Cr Sandra Coney, Chair of the Parks and Heritage Committee, described the demolition as ‘unseemly, and tragic for the city’. She said it was an example of ‘demolition by neglect’.
“Waitakere City started responsibly by buying the building and placing a Heritage Order on it, but it has then been neglected to the degree that it now feels justified in destroying it,” says Cr Coney.
The ARC is concerned that Waitakere City Council (WCC) has used emergency provisions of the Resource Management Act (Section 330) and Building Act to demolish the building, saying it is a danger to the public, she says.
This means there is no normal process of public notification which would have allowed the community and others to have a say, says Cr Coney.

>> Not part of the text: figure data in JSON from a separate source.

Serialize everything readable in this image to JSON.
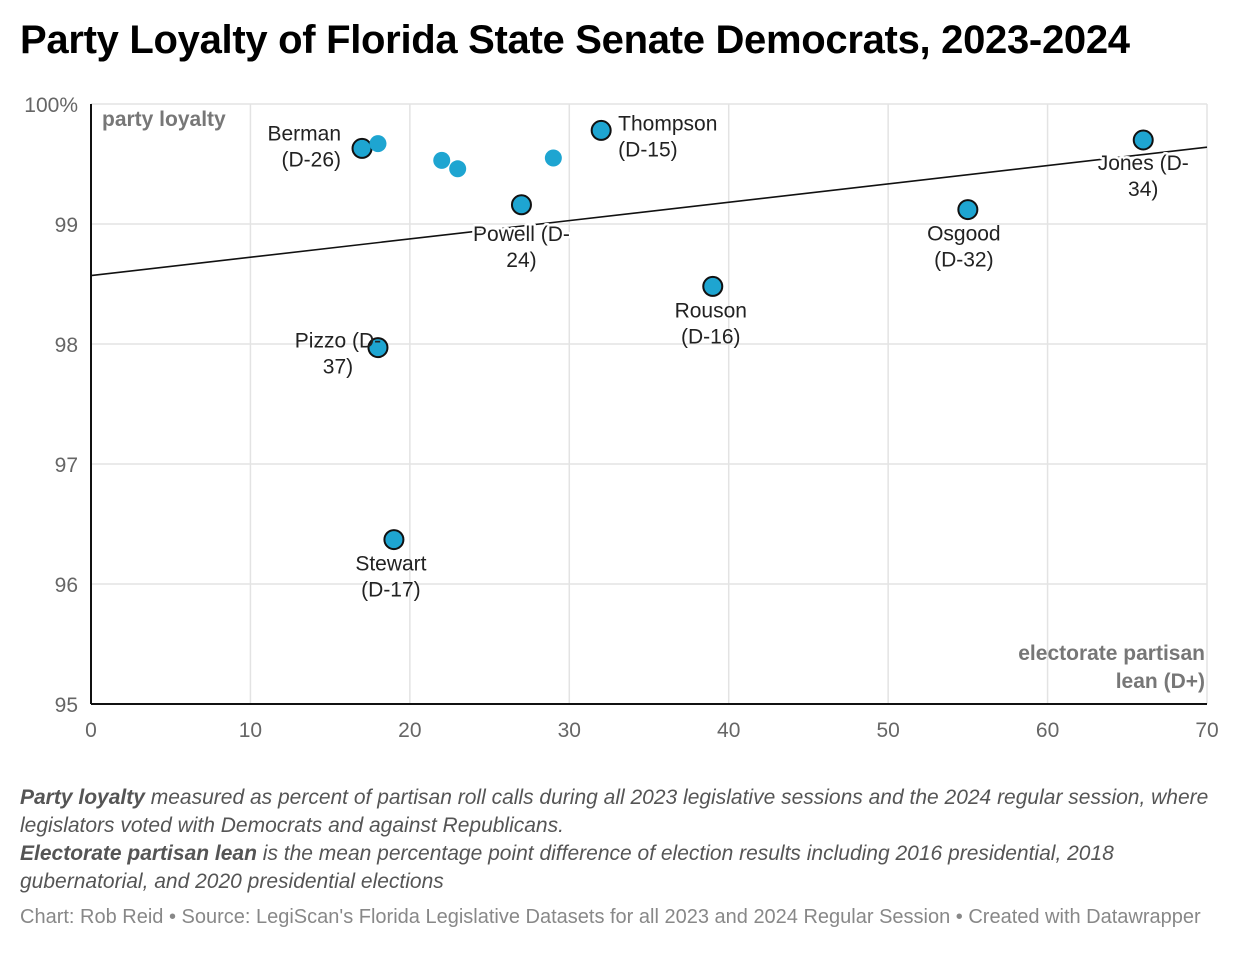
{
  "chart_data": {
    "type": "scatter",
    "title": "Party Loyalty of Florida State Senate Democrats, 2023-2024",
    "xlabel": "electorate partisan lean (D+)",
    "ylabel": "party loyalty",
    "xlim": [
      0,
      70
    ],
    "ylim": [
      95,
      100
    ],
    "x_ticks": [
      "0",
      "10",
      "20",
      "30",
      "40",
      "50",
      "60",
      "70"
    ],
    "y_ticks": [
      "95",
      "96",
      "97",
      "98",
      "99",
      "100%"
    ],
    "grid": true,
    "colors": {
      "point": "#1ea5d1",
      "outline": "#111111",
      "trend": "#111111",
      "grid": "#e3e3e3"
    },
    "points": [
      {
        "x": 17,
        "y": 99.63,
        "label": [
          "Berman",
          "(D-26)"
        ],
        "outlined": true
      },
      {
        "x": 18,
        "y": 99.67,
        "label": [],
        "outlined": false
      },
      {
        "x": 22,
        "y": 99.53,
        "label": [],
        "outlined": false
      },
      {
        "x": 23,
        "y": 99.46,
        "label": [],
        "outlined": false
      },
      {
        "x": 29,
        "y": 99.55,
        "label": [],
        "outlined": false
      },
      {
        "x": 32,
        "y": 99.78,
        "label": [
          "Thompson",
          "(D-15)"
        ],
        "outlined": true
      },
      {
        "x": 27,
        "y": 99.16,
        "label": [
          "Powell (D-",
          "24)"
        ],
        "outlined": true
      },
      {
        "x": 66,
        "y": 99.7,
        "label": [
          "Jones (D-",
          "34)"
        ],
        "outlined": true
      },
      {
        "x": 55,
        "y": 99.12,
        "label": [
          "Osgood",
          "(D-32)"
        ],
        "outlined": true
      },
      {
        "x": 39,
        "y": 98.48,
        "label": [
          "Rouson",
          "(D-16)"
        ],
        "outlined": true
      },
      {
        "x": 18,
        "y": 97.97,
        "label": [
          "Pizzo (D-",
          "37)"
        ],
        "outlined": true
      },
      {
        "x": 19,
        "y": 96.37,
        "label": [
          "Stewart",
          "(D-17)"
        ],
        "outlined": true
      }
    ],
    "trendline": {
      "x": [
        0,
        70
      ],
      "y": [
        98.57,
        99.64
      ]
    }
  },
  "notes": {
    "line1_bold": "Party loyalty",
    "line1_rest": " measured as percent of partisan roll calls during all 2023 legislative sessions and the 2024 regular session, where legislators voted with Democrats and against Republicans.",
    "line2_bold": "Electorate partisan lean",
    "line2_rest": " is the mean percentage point difference of election results including 2016 presidential, 2018 gubernatorial, and 2020 presidential elections"
  },
  "credit": "Chart: Rob Reid • Source: LegiScan's Florida Legislative Datasets for all 2023 and 2024 Regular Session • Created with Datawrapper"
}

The ARC had expressed a strong interest in the future of the building. In April this year the ARC wrote to Mayor Bob Harvey urging the city to protect and restore the building.
“I got a three-liner back from Mayor Harvey, saying it would come down unless the ARC paid,” says Cr Coney.

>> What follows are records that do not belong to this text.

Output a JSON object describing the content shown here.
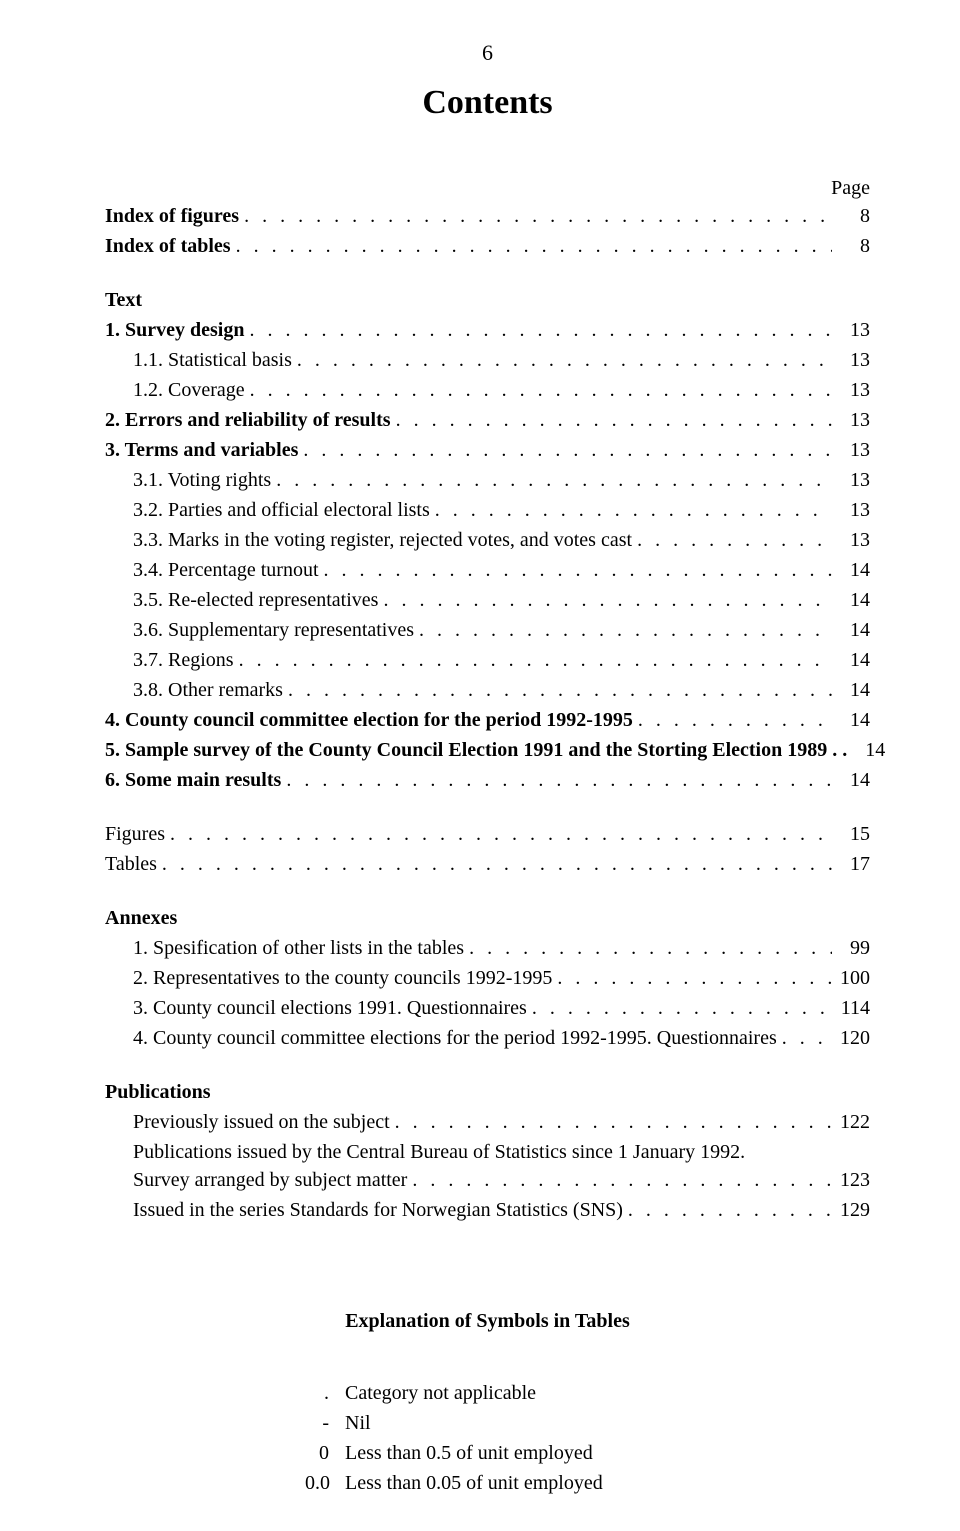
{
  "colors": {
    "background": "#ffffff",
    "text": "#000000"
  },
  "pageNumber": "6",
  "title": "Contents",
  "pageHeaderLabel": "Page",
  "toc": [
    {
      "label": "Index of figures",
      "page": "8",
      "bold": true,
      "indent": 0
    },
    {
      "label": "Index of tables",
      "page": "8",
      "bold": true,
      "indent": 0
    },
    {
      "type": "gap"
    },
    {
      "label": "Text",
      "bold": true,
      "indent": 0,
      "noPage": true
    },
    {
      "label": "1. Survey design",
      "page": "13",
      "bold": true,
      "indent": 0
    },
    {
      "label": "1.1. Statistical basis",
      "page": "13",
      "indent": 1
    },
    {
      "label": "1.2. Coverage",
      "page": "13",
      "indent": 1
    },
    {
      "label": "2. Errors and reliability of results",
      "page": "13",
      "bold": true,
      "indent": 0
    },
    {
      "label": "3. Terms and variables",
      "page": "13",
      "bold": true,
      "indent": 0
    },
    {
      "label": "3.1. Voting rights",
      "page": "13",
      "indent": 1
    },
    {
      "label": "3.2. Parties and official electoral lists",
      "page": "13",
      "indent": 1
    },
    {
      "label": "3.3. Marks in the voting register, rejected votes, and votes cast",
      "page": "13",
      "indent": 1
    },
    {
      "label": "3.4. Percentage turnout",
      "page": "14",
      "indent": 1
    },
    {
      "label": "3.5. Re-elected representatives",
      "page": "14",
      "indent": 1
    },
    {
      "label": "3.6. Supplementary representatives",
      "page": "14",
      "indent": 1
    },
    {
      "label": "3.7. Regions",
      "page": "14",
      "indent": 1
    },
    {
      "label": "3.8. Other remarks",
      "page": "14",
      "indent": 1
    },
    {
      "label": "4. County council committee election for the period 1992-1995",
      "page": "14",
      "bold": true,
      "indent": 0
    },
    {
      "label": "5. Sample survey of the County Council Election 1991 and the Storting Election 1989",
      "suffix": " . .",
      "page": "14",
      "bold": true,
      "indent": 0,
      "noDots": true
    },
    {
      "label": "6. Some main results",
      "page": "14",
      "bold": true,
      "indent": 0
    },
    {
      "type": "gap"
    },
    {
      "label": "Figures",
      "page": "15",
      "indent": 0
    },
    {
      "label": "Tables",
      "page": "17",
      "indent": 0
    },
    {
      "type": "gap"
    },
    {
      "label": "Annexes",
      "bold": true,
      "indent": 0,
      "noPage": true
    },
    {
      "label": "1. Spesification of other lists in the tables",
      "page": "99",
      "indent": 2
    },
    {
      "label": "2. Representatives to the county councils 1992-1995",
      "page": "100",
      "indent": 2
    },
    {
      "label": "3. County council elections 1991. Questionnaires",
      "page": "114",
      "indent": 2
    },
    {
      "label": "4. County council committee elections for the period 1992-1995. Questionnaires",
      "page": "120",
      "indent": 2
    },
    {
      "type": "gap"
    },
    {
      "label": "Publications",
      "bold": true,
      "indent": 0,
      "noPage": true
    },
    {
      "label": "Previously issued on the subject",
      "page": "122",
      "indent": 2
    },
    {
      "type": "pubtext",
      "text": "Publications issued by the Central Bureau of Statistics since 1 January 1992."
    },
    {
      "label": "Survey arranged by subject matter",
      "page": "123",
      "indent": 2
    },
    {
      "label": "Issued in the series Standards for Norwegian Statistics (SNS)",
      "page": "129",
      "indent": 2
    }
  ],
  "symbolsTitle": "Explanation of Symbols in Tables",
  "symbols": [
    {
      "key": ".",
      "val": "Category not applicable"
    },
    {
      "key": "-",
      "val": "Nil"
    },
    {
      "key": "0",
      "val": "Less than 0.5 of unit employed"
    },
    {
      "key": "0.0",
      "val": "Less than 0.05 of unit employed"
    }
  ]
}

“Waitakere City has very little nineteenth century commercial built heritage. The hotel has been a landmark for 130 years, and is deeply steeped in the historical development of Waitakere. It was the central watering place for the bushmen and gum diggers who were the principal workforce of the area. It was also where mourners going to and from Waikumete Cemetery drowned their sorrows. It should have been a priority to keep it.”
The ARC is concerned that given its own regional heritage protection role, and its expressed interest in the building, WCC failed to consult or even inform it of the impending demolition.
“I had visited the site with WCC officers a few weeks ago,’ says Cr Coney, “and it was our intention to carry out an independent heritage assessment of the state of the building once it had been publicly notified. Sadly, that stage has been scrapped by WCC. Instead it made the final decision apparently on a report where an engineer walked around the building and made a visual inspection.”
Cr Coney said it was another example of how badly the Auckland region is performing in terms of protecting its built heritage and the failure of some local bodies to act as guardians of their inheritance.
The New Lynn Hotel at 3176 Great North Road New Lynn was a category 1 heritage building in the Waitakere City’s District Plan. This is the highest level of protection for listed heritage items in the District Plan. There was also a Heritage Order on the building under the Resource Management Act.
WCC voted in April to demolish the building, however, because of the level of protection, demolition was a non-complying activity and would have been notified.
Multiple reports have been prepared on the New Lynn Hotel since 1995. The Conservation Plan prepared by Dave Pearson for WCC in 2006 rated the building as being of exceptional heritage significance overall.